Sağlık Bakanı Recep Akdağ, çocukluk yıllarını anlatırken, ''Çocukluğumda iki dişimi de berbere çektirmiştim. Hatta birinde çok ağır apse olmuş; enfeksiyon nedeniyle penisilin yaptırmışlardı'' açıklamasında bulundu.

Bakan Akdağ, Yayın Danışma Kurulu'nda TBMM Sağlık, Aile, Çalışma ve Sosyal İşler Komisyonu Başkanı Cevdet Erdöl, Yıldırım Yıldırım Beyazıt Üniversitesi (YBÜ) Rektörü Prof. Dr. Metin Doğan, Hacettepe Üniversitesi (HÜ) Rektörü Prof. Dr. Murat Tuncer, Sağlık Bakanlığı eski Müsteşarı ve AK Parti Adana Milletvekili Prof. Dr. Necdet Ünüvar'ın da bulunduğu Sağlık-İnsan Dergisi'nin ilk sayısı için Bakanlık İletişim Koordinatörü Osman Güzelgöz'e verdiği özel röportajında, çocukluğu, ailesi ve özel hayatıyla ilgili çarpıcı açıklamalarda bulundu.

Erzurum'un eski mahallelerinden Yeğenağa'da 8 Mayıs 1960'da dünyaya gelen Akdağ, röportajında üç erkek kardeşin aileleriyle birlikte yarı ahşap, yarı taştan bir evde oturduğunu, alt katta 2 üst katta 2 aile olarak yaşadıklarını belirtti. Yaklaşık 12 metrekarelik bir odada ikamet ettiklerini ifade eden Akdağ, evin en büyük çocuğu olduğunu ve ilkokul beşinci sınıfta Milliyet Gazetesi'nin bilgi yarışmasında birinci olduğunu; liseyi Ankara Atatürk Lisesi'nde okuduğunu ifade etti.

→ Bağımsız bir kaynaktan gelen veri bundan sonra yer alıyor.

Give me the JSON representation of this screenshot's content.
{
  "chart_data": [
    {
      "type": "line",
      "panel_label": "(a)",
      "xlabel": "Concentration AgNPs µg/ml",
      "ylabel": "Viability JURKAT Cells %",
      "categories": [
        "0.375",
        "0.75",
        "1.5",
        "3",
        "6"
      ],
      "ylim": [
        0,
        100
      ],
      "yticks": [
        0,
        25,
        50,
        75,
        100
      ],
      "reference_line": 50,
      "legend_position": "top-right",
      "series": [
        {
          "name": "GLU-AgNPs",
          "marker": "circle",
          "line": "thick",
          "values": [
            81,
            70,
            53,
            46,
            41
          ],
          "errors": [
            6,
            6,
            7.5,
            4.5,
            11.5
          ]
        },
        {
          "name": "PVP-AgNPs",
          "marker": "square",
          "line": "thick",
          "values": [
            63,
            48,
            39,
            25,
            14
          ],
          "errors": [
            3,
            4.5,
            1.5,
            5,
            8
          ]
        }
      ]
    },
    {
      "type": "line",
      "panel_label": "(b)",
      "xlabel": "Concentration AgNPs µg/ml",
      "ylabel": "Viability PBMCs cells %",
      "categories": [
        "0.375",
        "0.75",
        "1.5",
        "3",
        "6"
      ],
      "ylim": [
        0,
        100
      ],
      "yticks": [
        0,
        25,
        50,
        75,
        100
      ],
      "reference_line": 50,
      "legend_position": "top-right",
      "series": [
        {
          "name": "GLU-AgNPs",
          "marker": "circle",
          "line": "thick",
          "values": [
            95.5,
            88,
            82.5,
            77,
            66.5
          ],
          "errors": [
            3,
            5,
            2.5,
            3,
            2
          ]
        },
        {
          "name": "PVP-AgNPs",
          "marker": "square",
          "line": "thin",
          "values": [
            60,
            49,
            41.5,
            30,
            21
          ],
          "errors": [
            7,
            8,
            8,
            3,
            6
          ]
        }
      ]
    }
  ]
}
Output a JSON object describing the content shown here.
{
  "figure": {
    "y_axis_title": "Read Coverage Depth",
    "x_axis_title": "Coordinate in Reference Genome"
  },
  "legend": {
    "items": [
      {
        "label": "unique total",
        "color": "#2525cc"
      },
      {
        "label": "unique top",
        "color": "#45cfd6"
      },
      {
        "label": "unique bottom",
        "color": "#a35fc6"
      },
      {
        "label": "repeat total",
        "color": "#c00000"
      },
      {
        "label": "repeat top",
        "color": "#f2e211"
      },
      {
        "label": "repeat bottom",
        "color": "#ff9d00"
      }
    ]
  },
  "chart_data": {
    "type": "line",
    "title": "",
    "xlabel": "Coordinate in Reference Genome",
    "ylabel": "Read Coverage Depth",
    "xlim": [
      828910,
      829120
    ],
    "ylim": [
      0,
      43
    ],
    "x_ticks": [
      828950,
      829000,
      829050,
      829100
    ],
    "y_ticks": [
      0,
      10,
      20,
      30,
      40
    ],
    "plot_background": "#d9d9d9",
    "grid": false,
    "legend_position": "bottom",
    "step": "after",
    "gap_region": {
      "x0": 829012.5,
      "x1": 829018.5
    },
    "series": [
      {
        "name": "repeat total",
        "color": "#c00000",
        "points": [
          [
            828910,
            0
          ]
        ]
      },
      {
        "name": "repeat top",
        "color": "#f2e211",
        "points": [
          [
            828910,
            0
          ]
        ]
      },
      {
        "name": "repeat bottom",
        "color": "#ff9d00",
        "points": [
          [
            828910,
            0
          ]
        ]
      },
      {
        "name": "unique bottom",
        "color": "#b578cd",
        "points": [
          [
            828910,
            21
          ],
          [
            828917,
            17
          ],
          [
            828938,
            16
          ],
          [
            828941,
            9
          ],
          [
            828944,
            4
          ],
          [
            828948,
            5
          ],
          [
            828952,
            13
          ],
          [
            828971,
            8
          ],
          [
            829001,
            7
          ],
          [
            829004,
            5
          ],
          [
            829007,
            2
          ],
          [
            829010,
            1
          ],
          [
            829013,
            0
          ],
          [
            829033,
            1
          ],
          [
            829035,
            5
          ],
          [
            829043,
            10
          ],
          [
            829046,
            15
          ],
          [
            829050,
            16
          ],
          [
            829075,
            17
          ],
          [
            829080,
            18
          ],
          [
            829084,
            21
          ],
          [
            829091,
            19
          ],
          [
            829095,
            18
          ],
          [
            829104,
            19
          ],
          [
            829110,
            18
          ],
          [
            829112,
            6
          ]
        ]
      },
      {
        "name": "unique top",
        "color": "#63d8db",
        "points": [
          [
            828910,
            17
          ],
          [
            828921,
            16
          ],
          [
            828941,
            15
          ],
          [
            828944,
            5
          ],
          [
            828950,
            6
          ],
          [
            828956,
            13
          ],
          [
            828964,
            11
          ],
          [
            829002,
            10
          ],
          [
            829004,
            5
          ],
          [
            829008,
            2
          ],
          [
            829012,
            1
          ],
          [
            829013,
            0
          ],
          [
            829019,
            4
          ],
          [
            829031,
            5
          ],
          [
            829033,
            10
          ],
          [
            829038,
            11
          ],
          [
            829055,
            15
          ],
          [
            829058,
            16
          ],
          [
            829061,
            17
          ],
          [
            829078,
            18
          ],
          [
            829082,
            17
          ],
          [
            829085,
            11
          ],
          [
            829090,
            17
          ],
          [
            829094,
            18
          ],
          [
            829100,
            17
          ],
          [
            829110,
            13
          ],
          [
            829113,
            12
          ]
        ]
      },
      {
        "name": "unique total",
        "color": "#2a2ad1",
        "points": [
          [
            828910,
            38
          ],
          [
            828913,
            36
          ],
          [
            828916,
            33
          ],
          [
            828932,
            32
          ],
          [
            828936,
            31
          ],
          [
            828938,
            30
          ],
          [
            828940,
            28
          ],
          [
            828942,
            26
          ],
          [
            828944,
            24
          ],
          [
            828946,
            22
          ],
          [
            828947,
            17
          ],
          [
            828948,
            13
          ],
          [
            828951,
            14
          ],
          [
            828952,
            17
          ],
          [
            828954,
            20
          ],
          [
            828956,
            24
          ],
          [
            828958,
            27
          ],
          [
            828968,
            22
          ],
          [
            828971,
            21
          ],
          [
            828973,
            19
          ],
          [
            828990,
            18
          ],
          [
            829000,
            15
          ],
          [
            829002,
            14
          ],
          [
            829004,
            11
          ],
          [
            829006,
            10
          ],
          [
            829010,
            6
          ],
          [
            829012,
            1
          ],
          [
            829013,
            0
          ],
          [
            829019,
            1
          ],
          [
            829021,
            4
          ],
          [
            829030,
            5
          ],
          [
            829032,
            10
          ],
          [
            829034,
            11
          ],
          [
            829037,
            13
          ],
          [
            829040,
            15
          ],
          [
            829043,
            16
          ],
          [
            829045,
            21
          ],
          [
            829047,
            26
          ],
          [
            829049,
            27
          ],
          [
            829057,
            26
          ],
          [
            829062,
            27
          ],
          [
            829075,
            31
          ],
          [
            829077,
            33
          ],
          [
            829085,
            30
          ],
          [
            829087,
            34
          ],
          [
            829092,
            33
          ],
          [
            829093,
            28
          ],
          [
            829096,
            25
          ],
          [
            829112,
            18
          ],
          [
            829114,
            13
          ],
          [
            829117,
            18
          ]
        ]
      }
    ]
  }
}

''Hiç ikmal imtihanına girmediğini'' anlatan Akdağ, o döneme ilişkin şunları anlattı:

''Ankara büyükşehir olarak bana o zaman çok zor gelmişti. Biraz da o zaman anarşi ortamı vardı, 12 Eylül öncesi dönemler, Ankara çok zor gelmişti doğrusu. Ama üniversite sınavlarında da yüksek puanlar aldım, o zaman yeni yeni dershaneler vardı Ankara'da. Büyük Dershane vardı, oraya gidiyordum. 'Bir şeyler yapar' denilen bir kişi olmuşumdur. Bu insanı motive ediyor, biraz da baskı oluşturuyor.''



-''İki dişimi berbere çektirmiştim''-



Çocukluk dönemindeki sağlık şartlarının çok ağır olduğunu vurgulayan Akdağ, ''O zamanlar mahalle ebesi doğumu yaptırırdı. Sağlık şartları açısından ben çocukluğumda iki dişimi de berbere çektirmiştim. Hatta birinde çok ağır apse olmuştu. Enfeksiyon nedeniyle penisilin yaptırmışlardı. Çok ağrılı bir iğneydi, hiç unutmuyorum'' dedi.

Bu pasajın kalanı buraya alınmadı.